# My First Paph Hsyining Web X Superbiens Opening



## camelotshadow (Jul 29, 2017)

Came in spike/bud almost 2 weeks ago & its opening!!!

Wanted one for months & Trader Joes has been out of them ever since I put one back & then wanted one,,,

Not huge bloom like the trader joes but decent size & I guess they get bigger as the plant grows?

So far I find the color dark & amazing...

Exciting to watch it open...

History
About week ago 2 leaves on bottom got brown spots & for fear I cut them off
& sprayed it with phystan 20 & covered the leaf end cuts with cinnamon & it seems ok now...


----------



## SlipperFan (Jul 29, 2017)

Looks like it will be a nice dark one.


----------



## camelotshadow (Jul 30, 2017)

Really hard to take photos of the color with the flash...it tends to lighten it. The pouch is really very dark a black purple.
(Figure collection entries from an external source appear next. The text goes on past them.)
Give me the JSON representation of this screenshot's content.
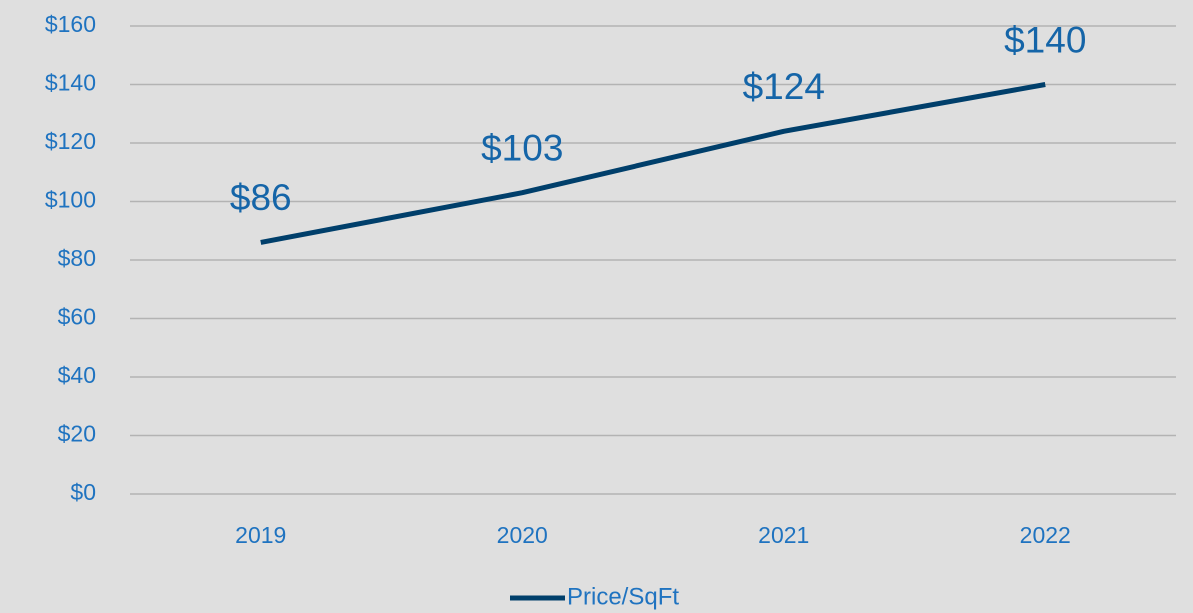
{
  "chart_data": {
    "type": "line",
    "categories": [
      "2019",
      "2020",
      "2021",
      "2022"
    ],
    "series": [
      {
        "name": "Price/SqFt",
        "color": "#003f6b",
        "values": [
          86,
          103,
          124,
          140
        ],
        "value_labels": [
          "$86",
          "$103",
          "$124",
          "$140"
        ]
      }
    ],
    "ylim": [
      0,
      160
    ],
    "yticks": [
      {
        "value": 0,
        "label": "$0"
      },
      {
        "value": 20,
        "label": "$20"
      },
      {
        "value": 40,
        "label": "$40"
      },
      {
        "value": 60,
        "label": "$60"
      },
      {
        "value": 80,
        "label": "$80"
      },
      {
        "value": 100,
        "label": "$100"
      },
      {
        "value": 120,
        "label": "$120"
      },
      {
        "value": 140,
        "label": "$140"
      },
      {
        "value": 160,
        "label": "$160"
      }
    ],
    "grid": true,
    "legend": "bottom"
  }
}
It is pretty dark but I really have nothing to compare it too.

I've seen some drool worthy dark almost blacks I like too but I'll see how this goes. 

I get addicted & need more. When I was into plumeria at one time I had over 100 seedlings....
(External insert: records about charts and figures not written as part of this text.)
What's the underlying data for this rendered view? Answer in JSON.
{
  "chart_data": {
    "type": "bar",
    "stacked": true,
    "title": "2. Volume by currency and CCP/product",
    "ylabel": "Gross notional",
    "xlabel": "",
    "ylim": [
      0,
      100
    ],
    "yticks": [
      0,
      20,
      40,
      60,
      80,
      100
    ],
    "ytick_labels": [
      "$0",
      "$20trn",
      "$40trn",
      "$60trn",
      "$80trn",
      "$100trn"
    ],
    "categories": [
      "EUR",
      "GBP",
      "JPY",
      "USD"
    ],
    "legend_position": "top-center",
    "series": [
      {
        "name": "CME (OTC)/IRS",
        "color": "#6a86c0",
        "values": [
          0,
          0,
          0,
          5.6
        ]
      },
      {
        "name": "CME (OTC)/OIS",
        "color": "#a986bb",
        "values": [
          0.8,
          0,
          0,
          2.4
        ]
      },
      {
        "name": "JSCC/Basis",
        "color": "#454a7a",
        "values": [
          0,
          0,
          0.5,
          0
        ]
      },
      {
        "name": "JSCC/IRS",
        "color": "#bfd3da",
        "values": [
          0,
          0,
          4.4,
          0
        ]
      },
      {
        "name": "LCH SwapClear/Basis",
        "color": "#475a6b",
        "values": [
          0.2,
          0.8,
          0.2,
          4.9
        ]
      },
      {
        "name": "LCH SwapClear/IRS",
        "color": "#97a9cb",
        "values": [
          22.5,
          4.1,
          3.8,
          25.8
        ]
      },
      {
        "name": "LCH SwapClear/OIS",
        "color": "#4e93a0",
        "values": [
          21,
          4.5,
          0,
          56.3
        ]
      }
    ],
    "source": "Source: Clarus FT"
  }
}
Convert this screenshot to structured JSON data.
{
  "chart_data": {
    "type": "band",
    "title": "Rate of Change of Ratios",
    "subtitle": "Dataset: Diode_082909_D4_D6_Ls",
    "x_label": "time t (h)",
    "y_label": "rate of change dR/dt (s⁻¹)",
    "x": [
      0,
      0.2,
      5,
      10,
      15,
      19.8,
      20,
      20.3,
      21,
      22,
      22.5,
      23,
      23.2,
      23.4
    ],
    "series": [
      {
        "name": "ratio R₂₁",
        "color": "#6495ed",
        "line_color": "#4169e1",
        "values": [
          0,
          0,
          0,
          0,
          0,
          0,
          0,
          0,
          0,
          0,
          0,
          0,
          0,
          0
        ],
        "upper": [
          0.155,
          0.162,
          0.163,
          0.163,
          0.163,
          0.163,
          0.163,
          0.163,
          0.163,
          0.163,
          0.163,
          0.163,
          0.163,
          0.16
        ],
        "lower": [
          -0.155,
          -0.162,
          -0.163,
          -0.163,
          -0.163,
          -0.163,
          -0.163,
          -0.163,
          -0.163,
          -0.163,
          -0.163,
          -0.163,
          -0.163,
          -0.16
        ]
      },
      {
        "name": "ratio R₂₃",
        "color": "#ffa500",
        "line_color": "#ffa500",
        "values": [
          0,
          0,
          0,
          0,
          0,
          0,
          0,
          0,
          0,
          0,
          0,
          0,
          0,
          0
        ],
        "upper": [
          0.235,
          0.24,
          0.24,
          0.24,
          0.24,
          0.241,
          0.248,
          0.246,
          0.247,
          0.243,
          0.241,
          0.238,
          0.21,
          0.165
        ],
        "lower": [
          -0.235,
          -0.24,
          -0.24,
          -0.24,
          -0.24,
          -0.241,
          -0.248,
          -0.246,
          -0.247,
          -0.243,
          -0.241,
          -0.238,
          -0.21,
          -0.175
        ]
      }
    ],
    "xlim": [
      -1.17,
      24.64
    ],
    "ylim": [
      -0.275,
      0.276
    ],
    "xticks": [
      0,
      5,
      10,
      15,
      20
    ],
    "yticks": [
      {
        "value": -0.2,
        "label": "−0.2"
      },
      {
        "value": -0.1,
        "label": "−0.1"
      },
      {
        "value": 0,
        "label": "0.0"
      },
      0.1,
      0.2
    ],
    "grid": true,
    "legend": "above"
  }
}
About half open...don;t seem to see the green lines that were in the back of the hood & it could have an outline of white...

Exciting...


----------



## Happypaphy7 (Jul 30, 2017)

I love these dark ones!
Yours looks to have a pretty color. 
I have one opening up also.


----------



## camelotshadow (Jul 30, 2017)

Checked the tag & the Superbiens is Maroon Swan...
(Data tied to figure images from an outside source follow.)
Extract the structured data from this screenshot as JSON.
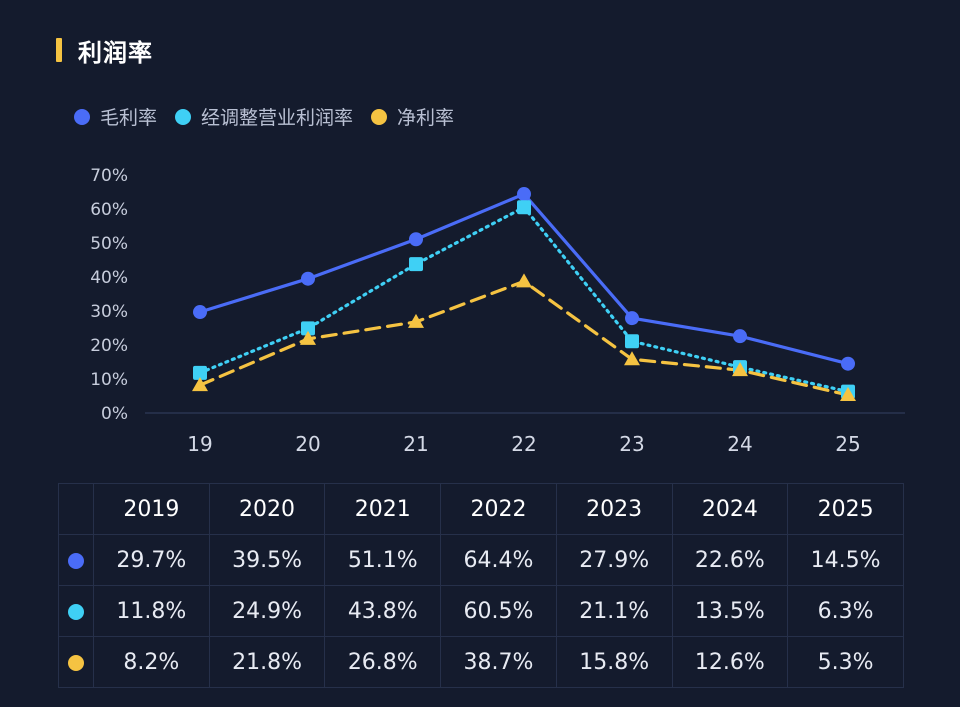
{
  "title": "利润率",
  "colors": {
    "gross": "#4a6cf7",
    "adjusted": "#3fd0f5",
    "net": "#f5c342"
  },
  "legend": [
    {
      "label": "毛利率",
      "color": "#4a6cf7"
    },
    {
      "label": "经调整营业利润率",
      "color": "#3fd0f5"
    },
    {
      "label": "净利率",
      "color": "#f5c342"
    }
  ],
  "chart_data": {
    "type": "line",
    "title": "利润率",
    "x": [
      "19",
      "20",
      "21",
      "22",
      "23",
      "24",
      "25"
    ],
    "ylim": [
      0,
      70
    ],
    "yticks": [
      "0%",
      "10%",
      "20%",
      "30%",
      "40%",
      "50%",
      "60%",
      "70%"
    ],
    "grid": false,
    "legend_position": "top-left",
    "series": [
      {
        "name": "毛利率",
        "values": [
          29.7,
          39.5,
          51.1,
          64.4,
          27.9,
          22.6,
          14.5
        ],
        "style": "solid",
        "marker": "circle",
        "color": "#4a6cf7"
      },
      {
        "name": "经调整营业利润率",
        "values": [
          11.8,
          24.9,
          43.8,
          60.5,
          21.1,
          13.5,
          6.3
        ],
        "style": "dotted",
        "marker": "square",
        "color": "#3fd0f5"
      },
      {
        "name": "净利率",
        "values": [
          8.2,
          21.8,
          26.8,
          38.7,
          15.8,
          12.6,
          5.3
        ],
        "style": "dashed",
        "marker": "triangle",
        "color": "#f5c342"
      }
    ]
  },
  "table": {
    "years": [
      "2019",
      "2020",
      "2021",
      "2022",
      "2023",
      "2024",
      "2025"
    ],
    "rows": [
      {
        "color": "#4a6cf7",
        "values": [
          "29.7%",
          "39.5%",
          "51.1%",
          "64.4%",
          "27.9%",
          "22.6%",
          "14.5%"
        ]
      },
      {
        "color": "#3fd0f5",
        "values": [
          "11.8%",
          "24.9%",
          "43.8%",
          "60.5%",
          "21.1%",
          "13.5%",
          "6.3%"
        ]
      },
      {
        "color": "#f5c342",
        "values": [
          "8.2%",
          "21.8%",
          "26.8%",
          "38.7%",
          "15.8%",
          "12.6%",
          "5.3%"
        ]
      }
    ]
  }
}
I like the dark ones too Vinicolor???


----------



## camelotshadow (Aug 14, 2017)

Well its dorsal never did lift beyond about 90 degrees but its got nice color & I like the leaves.

Do some dorsals just not stand tall or might it get better in another bloom if I can keep it alive...

Orchids scare me...

Anyway I saw another hybrid in spike I just had to have & hope the bud makes it during shipping...:drool:

Its a Paph Hung Sheng Red Apple '#C' x Paph fairrieanum 'Mr. Lee' 

I love the fairrieanum & hope the cross is easier to grow than the species...
It has the spotted paph leaves...


----------



## Bob in Albany N.Y. (Aug 14, 2017)

I bet you bought that one from JAZ Orchids. Great vendor with great plants. Did you notice how fast he lowered the already fair price on that group of paphs. I originally ordered four and then when he lowered the price I wrote him and asked to add another couple to the list. I bought 4 of the green and two of the maroon. I strongly believe that those paphs. came out of Hilo Orchids in Hawaii.


----------



## camelotshadow (Aug 14, 2017)

Yes, it was paph 455. I just spotted it today & price was good.
He has one other of the same cross but its bud looked different. Both are dark buds though I thought this one was bigger & might even have 2 buds...this ones leaves are a bit more compact. 

I have been looking for a fairri cross.

Excited...hope the bud/spike makes it.

:drool:


----------



## camelotshadow (Aug 17, 2017)

Got the Fairri cross today...my 2nd paph...Paph Hung Sheng Red Apple '#C' x Paph fairrieanum 'Mr. Lee' 

The spike made it although the bark came out a it & the plant shifted as there was could have been more substance holding that inside the pot as it was on its side but luckily the shape if the box which was a triangle tuve made it difficult for laying it on end as it could have been a disaster.

Tried to gather every piece of bark & replace it & did but plant base is exposed much more than in photo but not sure if I should cover the crown area at this point of just leave it as it is.

She's all firmed in her pot & staked to stabilize & sprayed with phystan for good measure & watered.

Smaller than I thought. Almost a mini plant. Leaves are short & narrow...Cute & it has 2 buds...

So all in all I am thankful & it would be nice if it opens & has some sort of frilly petals...

:drool:

Can't seem to post pictures..getting some sort of error...so trying to post original vendor photo
http://www.ebay.com/itm/Paph-Hung-S...e=STRK:MEBIDX:IT&_trksid=p2057872.m2749.l2649

Tried to post photos this week & again today at this time...
Its a 91 kb jpg

Internal Server Error

The server encountered an internal error or misconfiguration and was unable to complete your request.

Please contact the server administrator, [email protected] and inform them of the time the error occurred, and anything you might have done that may have caused the error.

More information about this error may be available in the server error log.

Additionally, a 404 Not Found error was encountered while trying to use an ErrorDocument to handle the request.


----------



## camelotshadow (Aug 21, 2017)

Darn...The superbiens cross bloom has wilted...Its only been about 2 week since it opened but it never really fully opened...

New Fairri cross might be losing its bud!!! Sort of turning a brownish color....sad....

:sob:


----------



## Ozpaph (Aug 22, 2017)

use postimage.org
'Hot link for forums'


----------